Mempertahankan Kebersihan Hati

MUTIARA JUMAT, Oleh : HM. Syukron Maksum, Khadim Pondok Pesantren Al-Ishlah Kuala Jambi


Jumat, 24 Februari 2017 | 19:50:28 WIB



HM. Syukron Maksum
HM. Syukron Maksum DOK/NT

Advertisement


Advertisement

eNewsTimE.co - Rasulullah SAW pernah bersabda: “Di dalam tubuh itu ada segumpal daging, yang apabila ia baik, maka baiklah seluruh tubuh dan apabila ia rusak, maka rusaklah seluruh tubuh. Ketahuilah segumpul daging itu adalah hati.”

Dalam pertanggungjawaban terkait amal manusia, Allah menghukum bukanlah hanya amal lahiriah dalam bentuk perbuatan yang jelek saja, tapi juga niat yang jelek yang tersembunyi di dalam hati. Al-Qur’an Surat Al-Isra’ ayat 36 menjelaskan:“Sesungguhnya pendengaran, penglihatan dan hati, semuanya itu akan diminta pertanggungan jawabnya.”
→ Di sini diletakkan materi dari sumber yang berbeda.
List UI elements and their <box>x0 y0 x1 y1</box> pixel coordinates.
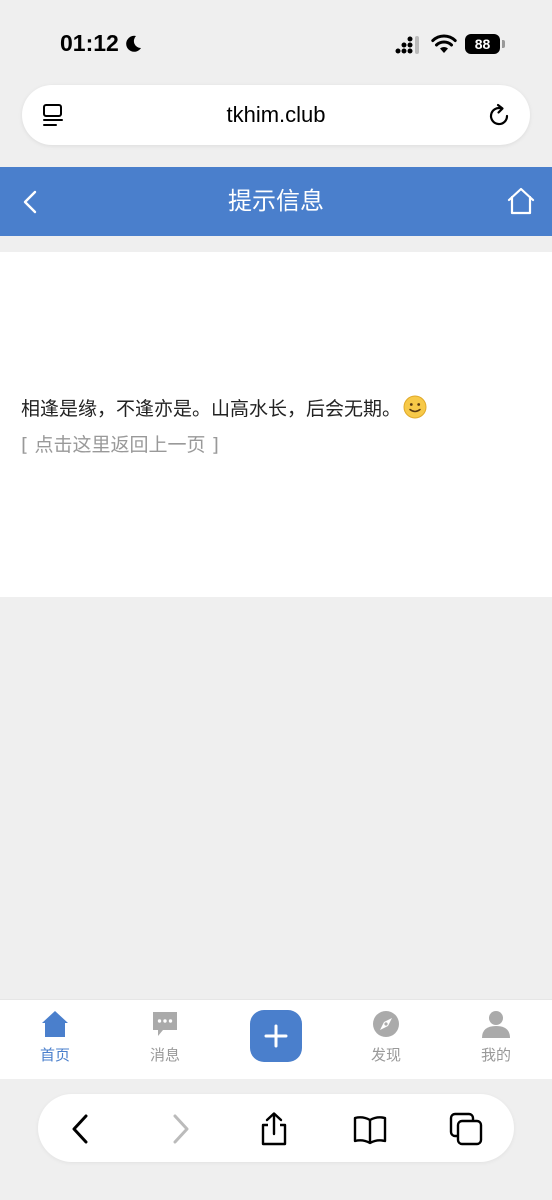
browser-toolbar <box>0 1080 552 1200</box>
tab-profile[interactable]: 我的 <box>451 1000 541 1080</box>
page-title: 提示信息 <box>228 187 324 215</box>
browser-forward-button[interactable] <box>162 1111 198 1147</box>
bottom-tab-bar: 首页 消息 发现 我的 <box>0 999 552 1079</box>
return-previous-page-link[interactable]: [ 点击这里返回上一页 ] <box>21 430 219 457</box>
add-post-button[interactable] <box>250 1010 302 1062</box>
message-card: 相逢是缘，不逢亦是。山高水长，后会无期。 [ 点击这里返回上一页 ] <box>0 252 552 597</box>
chat-icon <box>153 1012 177 1036</box>
tab-label: 首页 <box>39 1046 70 1064</box>
battery-level: 88 <box>465 34 500 54</box>
farewell-message: 相逢是缘，不逢亦是。山高水长，后会无期。 <box>21 398 402 420</box>
chevron-left-icon <box>72 1114 88 1144</box>
home-icon <box>42 1011 68 1037</box>
address-bar[interactable]: tkhim.club <box>22 85 530 145</box>
battery-indicator: 88 <box>465 34 505 54</box>
tab-messages[interactable]: 消息 <box>120 1000 210 1080</box>
tab-label: 我的 <box>480 1046 511 1064</box>
tab-home[interactable]: 首页 <box>10 1000 100 1080</box>
page-menu-icon[interactable] <box>40 103 66 129</box>
wifi-icon <box>431 34 457 53</box>
tab-label: 发现 <box>370 1046 401 1064</box>
user-icon <box>482 1011 510 1038</box>
tabs-icon <box>449 1112 483 1146</box>
moon-icon <box>126 35 141 52</box>
bookmarks-button[interactable] <box>352 1111 388 1147</box>
url-text[interactable]: tkhim.club <box>22 85 530 145</box>
chevron-right-icon <box>173 1114 189 1144</box>
browser-toolbar-pill <box>38 1094 514 1162</box>
reload-icon[interactable] <box>486 103 512 129</box>
app-header: 提示信息 <box>0 167 552 236</box>
browser-back-button[interactable] <box>63 1111 99 1147</box>
share-button[interactable] <box>256 1111 292 1147</box>
home-icon[interactable] <box>506 186 536 216</box>
smile-emoji-icon <box>403 395 427 419</box>
status-bar: 01:12 88 <box>0 0 552 84</box>
tab-label: 消息 <box>149 1046 180 1064</box>
farewell-message-line: 相逢是缘，不逢亦是。山高水长，后会无期。 <box>21 394 427 421</box>
battery-cap <box>502 40 505 48</box>
tab-discover[interactable]: 发现 <box>341 1000 431 1080</box>
book-icon <box>353 1116 387 1145</box>
share-icon <box>261 1112 287 1146</box>
compass-icon <box>373 1011 399 1037</box>
tabs-button[interactable] <box>448 1111 484 1147</box>
status-time: 01:12 <box>60 30 119 56</box>
plus-icon <box>264 1024 288 1048</box>
cellular-signal-icon <box>395 36 419 54</box>
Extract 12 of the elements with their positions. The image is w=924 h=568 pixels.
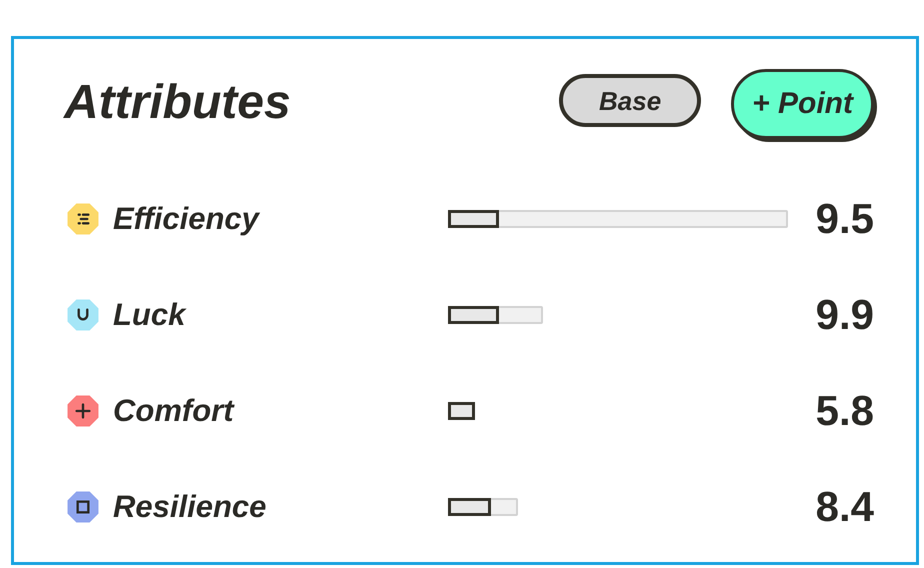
attribute-name: Resilience: [113, 488, 266, 526]
attribute-value: 5.8: [816, 390, 874, 432]
attribute-value: 8.4: [816, 486, 874, 528]
add-point-button[interactable]: + Point: [731, 69, 874, 139]
attribute-name: Efficiency: [113, 200, 259, 238]
attribute-value: 9.9: [816, 294, 874, 336]
base-button[interactable]: Base: [559, 74, 702, 127]
attribute-name: Luck: [113, 296, 186, 334]
card-title: Attributes: [64, 79, 292, 127]
bar-fill: [448, 402, 476, 420]
attribute-name: Comfort: [113, 392, 234, 430]
attribute-value: 9.5: [816, 198, 874, 240]
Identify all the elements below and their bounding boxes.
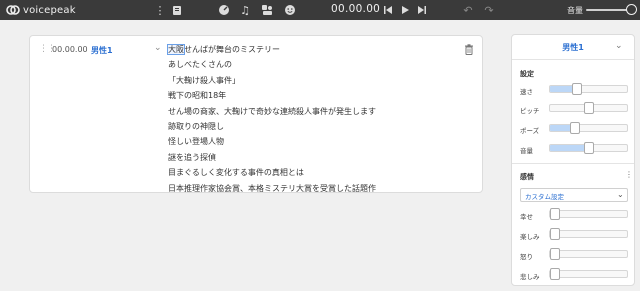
divider [512,163,634,164]
script-line[interactable]: 「大鞠け殺人事件」 [168,75,376,90]
chevron-down-icon[interactable]: ⌄ [615,41,623,51]
script-line[interactable]: せん場の商家、大鞠けで奇妙な連続殺人事件が発生します [168,106,376,121]
playback-time: 00.00.00 [331,3,381,15]
voicepeak-logo-icon [6,5,20,15]
more-vertical-icon[interactable]: ⋮ [153,3,167,17]
emotion-label-fun: 楽しみ [520,233,540,241]
volume-slider-knob[interactable] [583,142,594,154]
emotion-label-happy: 幸せ [520,213,533,221]
chevron-down-icon: ⌄ [617,190,624,199]
volume-label: 音量 [567,6,583,15]
block-voice-name[interactable]: 男性1 [91,45,113,56]
dictionary-icon[interactable] [170,3,184,17]
volume-slider[interactable] [549,142,628,154]
fun-slider-knob[interactable] [550,228,560,240]
voice-settings-icon[interactable] [260,3,274,17]
pitch-slider-knob[interactable] [583,102,594,114]
divider [512,59,634,60]
speed-slider-knob[interactable] [571,83,582,95]
pause-slider-knob[interactable] [570,122,581,134]
emotion-title: 感情 [520,173,534,181]
play-icon[interactable] [398,3,412,17]
fun-slider[interactable] [549,228,628,240]
skip-back-icon[interactable] [381,3,395,17]
script-line[interactable]: 戦下の昭和18年 [168,90,376,105]
param-label-speed: 速さ [520,88,533,96]
redo-icon[interactable]: ↷ [482,3,496,17]
master-volume-track[interactable] [586,9,630,11]
speed-slider[interactable] [549,83,628,95]
script-line[interactable]: 怪しい登場人物 [168,136,376,151]
parameter-panel: 男性1 ⌄ 設定 速さ ピッチ ポーズ 音量 感情 ⋮ カスタム設定 ⌄ 幸せ … [511,34,635,286]
emotion-label-sad: 悲しみ [520,273,540,281]
sad-slider[interactable] [549,268,628,280]
script-line[interactable]: 跡取りの神隠し [168,121,376,136]
emotion-label-angry: 怒り [520,253,533,261]
happy-slider-knob[interactable] [550,208,560,220]
pitch-slider[interactable] [549,102,628,114]
pause-slider[interactable] [549,122,628,134]
sad-slider-knob[interactable] [550,268,560,280]
emotion-face-icon[interactable] [283,3,297,17]
script-editor-block: ⋮⋮ 00.00.00 男性1 ⌄ 大阪せんばが舞台のミステリー あしべたくさん… [29,35,483,193]
param-label-volume: 音量 [520,147,533,155]
block-time: 00.00.00 [52,45,88,54]
music-note-icon[interactable]: ♫ [238,3,252,17]
emotion-preset-select[interactable]: カスタム設定 ⌄ [520,188,628,202]
script-text-area[interactable]: 大阪せんばが舞台のミステリー あしべたくさんの 「大鞠け殺人事件」 戦下の昭和1… [167,44,376,198]
trash-icon[interactable] [464,44,474,55]
app-name: voicepeak [23,4,76,16]
emotion-preset-value: カスタム設定 [525,193,564,201]
script-line[interactable]: 大阪せんばが舞台のミステリー [167,44,376,59]
master-volume-knob[interactable] [626,4,637,15]
top-toolbar: voicepeak ⋮ ♫ 00.00.00 ↶ ↷ 音量 [0,0,640,20]
chevron-down-icon[interactable]: ⌄ [154,43,162,53]
script-line[interactable]: 謎を追う探偵 [168,152,376,167]
volume-slider-fill [550,145,589,151]
script-line[interactable]: 日本推理作家協会賞、本格ミステリ大賞を受賞した話題作 [168,183,376,198]
settings-title: 設定 [520,70,534,78]
param-label-pitch: ピッチ [520,107,540,115]
param-label-pause: ポーズ [520,127,540,135]
script-line-text: せんばが舞台のミステリー [184,45,280,54]
angry-slider[interactable] [549,248,628,260]
text-cursor-selection: 大阪 [167,44,185,55]
gauge-icon[interactable] [217,3,231,17]
script-line[interactable]: あしべたくさんの [168,59,376,74]
angry-slider-knob[interactable] [550,248,560,260]
app-logo: voicepeak [6,3,76,17]
more-vertical-icon[interactable]: ⋮ [625,170,633,179]
happy-slider[interactable] [549,208,628,220]
skip-forward-icon[interactable] [415,3,429,17]
script-line[interactable]: 目まぐるしく変化する事件の真相とは [168,167,376,182]
undo-icon[interactable]: ↶ [461,3,475,17]
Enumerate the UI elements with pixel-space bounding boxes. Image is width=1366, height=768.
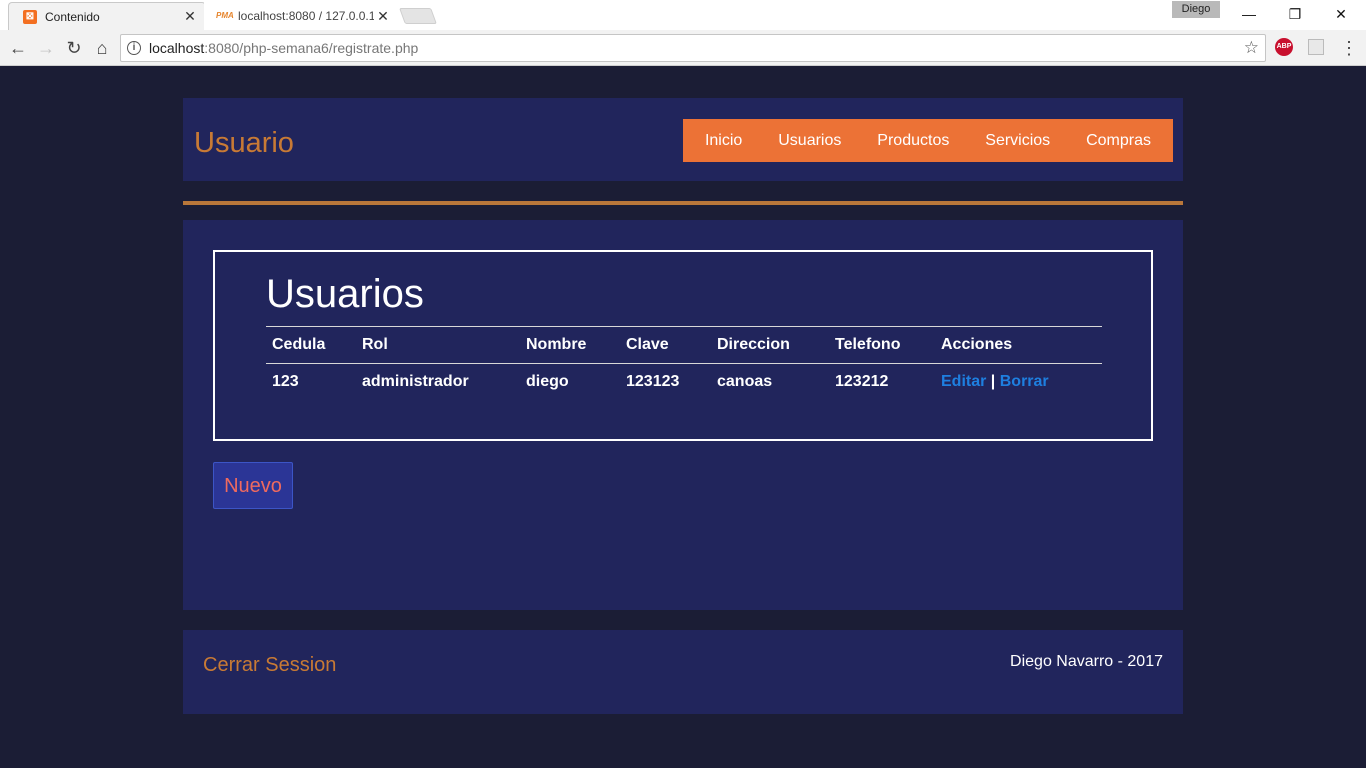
phpmyadmin-icon: PMA [216,11,234,20]
site-title: Usuario [194,127,294,159]
browser-tabstrip: ⊠ Contenido ✕ PMA localhost:8080 / 127.0… [0,0,1366,30]
site-footer: Cerrar Session Diego Navarro - 2017 [183,630,1183,714]
browser-menu-icon[interactable]: ⋮ [1340,36,1358,60]
column-header-rol: Rol [356,326,520,364]
cell-acciones: Editar | Borrar [935,364,1102,400]
minimize-icon[interactable]: — [1226,0,1272,30]
column-header-clave: Clave [620,326,711,364]
bookmark-star-icon[interactable]: ☆ [1244,38,1259,58]
close-icon[interactable]: ✕ [374,8,392,25]
cell-telefono: 123212 [835,372,889,390]
action-separator: | [990,372,996,390]
xampp-icon: ⊠ [23,9,37,24]
browser-toolbar: ← → ↻ ⌂ i localhost:8080/php-semana6/reg… [0,30,1366,66]
copyright-text: Diego Navarro - 2017 [1010,653,1163,670]
new-user-button[interactable]: Nuevo [213,462,293,509]
users-table: Cedula Rol Nombre Clave Direccion Telefo… [266,326,1102,400]
tab-title: Contenido [45,9,100,24]
nav-inicio[interactable]: Inicio [705,132,742,150]
restore-icon[interactable]: ❐ [1272,0,1318,30]
cell-cedula: 123 [272,372,299,390]
profile-button[interactable]: Diego [1172,1,1220,18]
column-header-telefono: Telefono [829,326,935,364]
table-header-row: Cedula Rol Nombre Clave Direccion Telefo… [266,326,1102,364]
column-header-direccion: Direccion [711,326,829,364]
close-window-icon[interactable]: ✕ [1318,0,1364,30]
close-icon[interactable]: ✕ [181,8,199,25]
nav-compras[interactable]: Compras [1086,132,1151,150]
reload-icon[interactable]: ↻ [62,36,86,60]
tab-title: localhost:8080 / 127.0.0.1 [238,9,374,23]
header-divider [183,201,1183,205]
url-path: :8080/php-semana6/registrate.php [204,40,419,56]
delete-link[interactable]: Borrar [1000,373,1049,390]
tab-phpmyadmin[interactable]: PMA localhost:8080 / 127.0.0.1 ✕ [204,2,398,30]
back-arrow-icon[interactable]: ← [6,36,30,60]
logout-link[interactable]: Cerrar Session [203,654,336,677]
table-row: 123 administrador diego 123123 canoas 12… [266,364,1102,400]
site-header: Usuario Inicio Usuarios Productos Servic… [183,98,1183,181]
column-header-nombre: Nombre [520,326,620,364]
edit-link[interactable]: Editar [941,373,986,390]
cell-nombre: diego [526,372,569,390]
main-nav: Inicio Usuarios Productos Servicios Comp… [683,119,1173,162]
address-bar[interactable]: i localhost:8080/php-semana6/registrate.… [120,34,1266,62]
column-header-acciones: Acciones [935,326,1102,364]
home-icon[interactable]: ⌂ [90,36,114,60]
users-panel: Usuarios Cedula Rol Nombre Clave Direcci… [213,250,1153,441]
extension-icon[interactable] [1308,39,1324,55]
nav-productos[interactable]: Productos [877,132,949,150]
tab-contenido[interactable]: ⊠ Contenido ✕ [8,2,206,30]
adblock-icon[interactable]: ABP [1275,38,1293,56]
info-icon[interactable]: i [127,41,141,55]
forward-arrow-icon[interactable]: → [34,36,58,60]
nav-servicios[interactable]: Servicios [985,132,1050,150]
new-tab-button[interactable] [399,8,437,24]
main-content: Usuarios Cedula Rol Nombre Clave Direcci… [183,220,1183,610]
cell-clave: 123123 [626,372,680,390]
cell-direccion: canoas [717,372,773,390]
url-host: localhost [149,40,205,56]
column-header-cedula: Cedula [266,326,356,364]
nav-usuarios[interactable]: Usuarios [778,132,841,150]
cell-rol: administrador [362,372,469,390]
page-title: Usuarios [266,272,424,316]
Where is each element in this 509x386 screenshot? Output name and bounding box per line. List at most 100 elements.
Jadi, jangan pernah mengira jika kita punya niat yang jelek itu tidak dimintai pertanggungjawaban. Semuanya akan kita tanggung akibatnya. Untuk itu kita perlu berhati-hati dan waspada.

Hati akan senantiasa berubah-ubah, sebab makna hati, yakni qalbu dalam bahasa Arab, memang berarti membalikkan, mengubah, mengganti. Maka jangan heran jika hati kita bisa berubah, berbalik dengan cepat mengenai pandangan terhadap suatu hal. Imam Ja’far Shadiq menyebut perubahan hati itu ada empat.

Pertama, hati yang tinggi. Tingginya hati ini ketika berzikir kepada Allah SWT. Kalau orang senantiasa berzikir kepada Allah, hatinya akan naik ke tempat yang tinggi.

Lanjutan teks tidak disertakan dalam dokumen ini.